We need a more flexible and multi-faceted attitude. The Internet is becoming the medium of choice for information, experience and entertainment.

The Barna Group, a research organization with particular skill in sampling evangelical faith groups, has identified the growth of micro-audiences, those niche audiences based on affinity that are now able to communicate through digital media in ways unknown until now.

Some of the key issues are:


  • The power of media and content has radically shifted from content providers to content users (audiences). This will mean messages can’t be pushed, they must pull the audience through engagement and dialogue with the audience.
  • Going forward there will be high intolerance for irrelevant messages. The spaghetti won’t stick to the wall.
  • To break through the clutter messages will need to be relevant to the interests and concerns of the audience and must be delivered in a context friendly to the audience. That friendly setting might mean a screen on a computer, television, cellphone or iPod. It might mean audio on radio (satellite, AM, FM, streamed on the web), Podcast, DVD, or cellphone. It might mean text messages, email, keywords on search engines. The list expands almost daily.
  • And it will also surely mean appearing in the programming preferred by the audience, or with appropriate keywords so the user can find the message sender. It could mean print publications, direct mail, or op eds in newspapers.

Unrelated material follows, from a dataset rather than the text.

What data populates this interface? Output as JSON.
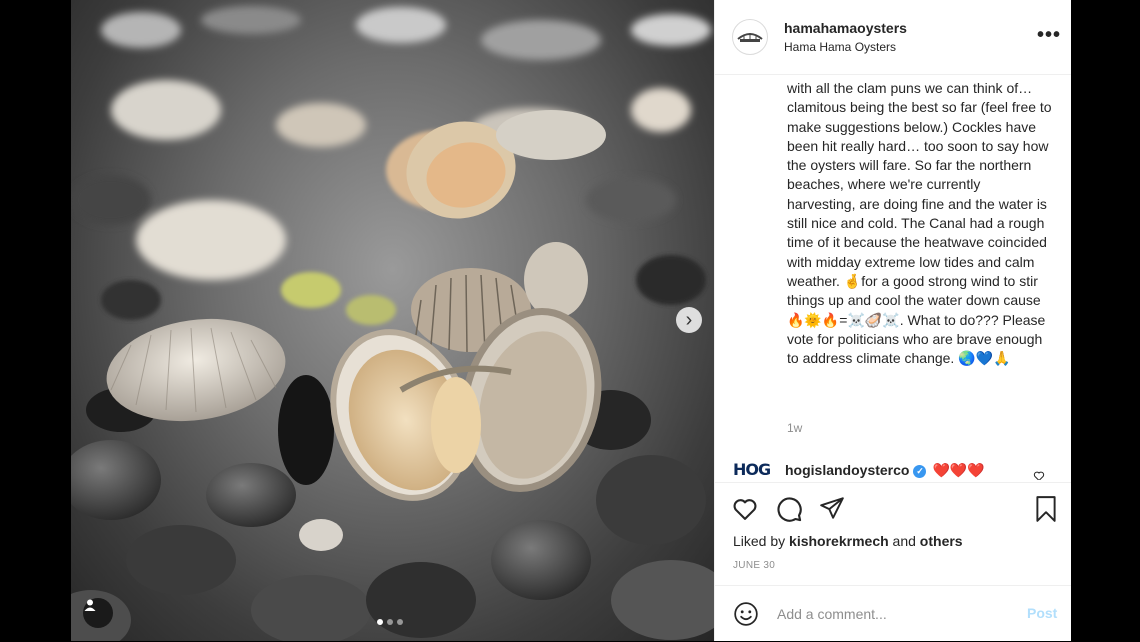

The media environment is immensely more competitive, fragmented, and saturated with messages. It is requiring a style change as well as adaptation to new technologies.

Always On Media

The loss of skill to address mass audiences
means the mainline misses opportunities to communicate its teachings, and
doesn’t create or seek them.

(I am posting a series of thoughts on the disengagement of the mainline denominations from mainstream media over the past thirty years that results in the absence of the mainline voice from the public dialogue. This is the thirteenth installment.)

This loss of capacity also means that individual spokespersons for the mainline were not cultivated with the skill to address audiences in the new 24-7 media when opportunities arise, and for that matter creating and seeking opportunities. This requires being ready at a moment’s notice, being knowledgeable about the subject matter and having the ability to speak in language that is engaging as well as cogent.

It also requires being prepared to get into a debate about ideas, and sometimes, take positions, and this requires both risk and exposure. I believe it also requires an ability to “do theology” through media, that is, to translate mainline theological propositions into digestible statements.

The Methodist movement, in which I am an executive, began when John Wesley chose to move outside the walls of the establishment Church of England and speak to working people and call them to become responsible for sharing with the poor.

As British society was industrializing and stratifying he made it a theological cause to be with and speak to the poor and working class. Social stratification was disorienting and dislocating, not unlike that which is affecting many in the U.S. and globally today. The United Methodist Church, in particular, has a history of working in poor, urban neighborhoods and working class towns and cities much as Wesley during the Industrial Revolution in England.

Similarly, the challenge we face today is how to engage in ministry with and for all people.